Based on 4% growth estimate, it has a pretty low O-Metrix score of 2. My Fed+ fair value range for the company is $26 - $65. The stock has done well in the last year, returning near 20%, but it lost its mojo, recently. Similar to Exelon, Constellation Energy is in the oversold territory, and it is too late to sell. Therefore, I rate it as a hold for the moment.

National Fuel Gas Company lost near 11% in 2012, and the stock is trading 34% lower than its 52-week high. National Fuel Gas is a diversified utility company, which is primarily involved in natural gas discovery, transmission and retail services.
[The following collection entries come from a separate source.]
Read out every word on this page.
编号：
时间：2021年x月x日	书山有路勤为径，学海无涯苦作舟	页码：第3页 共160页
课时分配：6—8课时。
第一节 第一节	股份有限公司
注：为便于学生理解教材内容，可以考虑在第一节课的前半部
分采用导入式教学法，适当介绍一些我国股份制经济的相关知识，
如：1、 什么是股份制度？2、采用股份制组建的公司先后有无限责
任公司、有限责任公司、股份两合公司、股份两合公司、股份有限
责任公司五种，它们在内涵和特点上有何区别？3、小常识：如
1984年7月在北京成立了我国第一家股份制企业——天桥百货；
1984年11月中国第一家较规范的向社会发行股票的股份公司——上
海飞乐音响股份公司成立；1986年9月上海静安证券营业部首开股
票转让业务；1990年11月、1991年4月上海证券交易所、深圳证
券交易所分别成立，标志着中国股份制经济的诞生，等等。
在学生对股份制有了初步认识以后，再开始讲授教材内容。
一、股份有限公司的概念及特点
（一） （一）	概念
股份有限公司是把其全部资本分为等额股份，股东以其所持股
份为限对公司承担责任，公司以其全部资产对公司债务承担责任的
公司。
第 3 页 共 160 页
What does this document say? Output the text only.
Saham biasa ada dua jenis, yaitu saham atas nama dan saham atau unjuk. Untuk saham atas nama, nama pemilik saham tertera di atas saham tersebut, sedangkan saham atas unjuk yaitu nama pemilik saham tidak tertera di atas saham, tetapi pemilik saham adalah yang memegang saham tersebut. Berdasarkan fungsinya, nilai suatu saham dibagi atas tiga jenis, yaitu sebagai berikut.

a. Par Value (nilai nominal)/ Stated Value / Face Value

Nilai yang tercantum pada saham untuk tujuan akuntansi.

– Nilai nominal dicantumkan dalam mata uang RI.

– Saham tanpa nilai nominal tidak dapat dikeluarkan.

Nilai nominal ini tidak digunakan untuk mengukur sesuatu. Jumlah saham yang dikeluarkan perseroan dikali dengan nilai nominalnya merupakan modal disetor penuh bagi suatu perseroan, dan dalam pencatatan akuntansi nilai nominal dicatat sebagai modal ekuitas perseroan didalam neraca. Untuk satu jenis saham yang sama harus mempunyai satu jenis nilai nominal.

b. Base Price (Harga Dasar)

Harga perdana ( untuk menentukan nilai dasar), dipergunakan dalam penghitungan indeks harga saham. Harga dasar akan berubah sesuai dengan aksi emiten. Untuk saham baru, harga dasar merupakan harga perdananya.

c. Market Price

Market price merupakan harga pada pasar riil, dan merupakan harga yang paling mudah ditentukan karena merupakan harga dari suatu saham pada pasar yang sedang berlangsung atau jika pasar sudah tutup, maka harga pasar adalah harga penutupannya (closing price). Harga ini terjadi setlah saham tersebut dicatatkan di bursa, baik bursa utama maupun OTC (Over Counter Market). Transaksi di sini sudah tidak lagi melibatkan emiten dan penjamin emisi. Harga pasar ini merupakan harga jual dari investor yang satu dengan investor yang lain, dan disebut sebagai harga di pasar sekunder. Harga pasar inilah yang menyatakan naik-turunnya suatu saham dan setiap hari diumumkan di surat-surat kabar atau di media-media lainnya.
As of September 2011, the company has proved natural gas reserves of near 675 billion cubic feet.

Based on 4.3% growth estimate, it has a pretty low O-Metrix score of 2.38. My Fed+ fair value range for the company is $39 - $61. While the stock looks fairly priced, analysts have a mean target price of $71. I think NFG could be a good speculative buy to play the recovery in natural gas prices. Therefore, I rate it as a speculative buy.

Amerigas Partners LP lost near 10% in 2012, and the stock is trading 15% lower than its 52-week high. Amerigas is involved in the propane gas business. The company is among the leading retail and wholesale distributors of propane gas in the U.S. I think the propane gas business has a good potential for long-term growth. The company recently completed a deal to acquire Energy Transfer Partners' propane unit (NYSE:ETP) for $2.8 billion. ETP also operates in the natural gas business, primarily as a pipeline transmitter. Therefore, the acquisition is likely to help both companies concentrate on their core businesses.

Based on 11% growth estimate, it has an above average O-Metrix score of 5.82. My Fed+ fair value range for the company is $40 - $46. Amerigas is also a nifty dividend payer with a yield of 7.2%. The company has $5.92 of cash and equivalents at the balance sheet. From a technical perspective, the stock has a limited downside potential. Looking at the chart, one can see that $40 is a strong support level. The stock also underperformed other utility companies in the last year. Therefore, I rate Amerigas as a buy for 2012.

Disclosure: I have no positions in any stocks mentioned, and no plans to initiate any positions within the next 72 hours.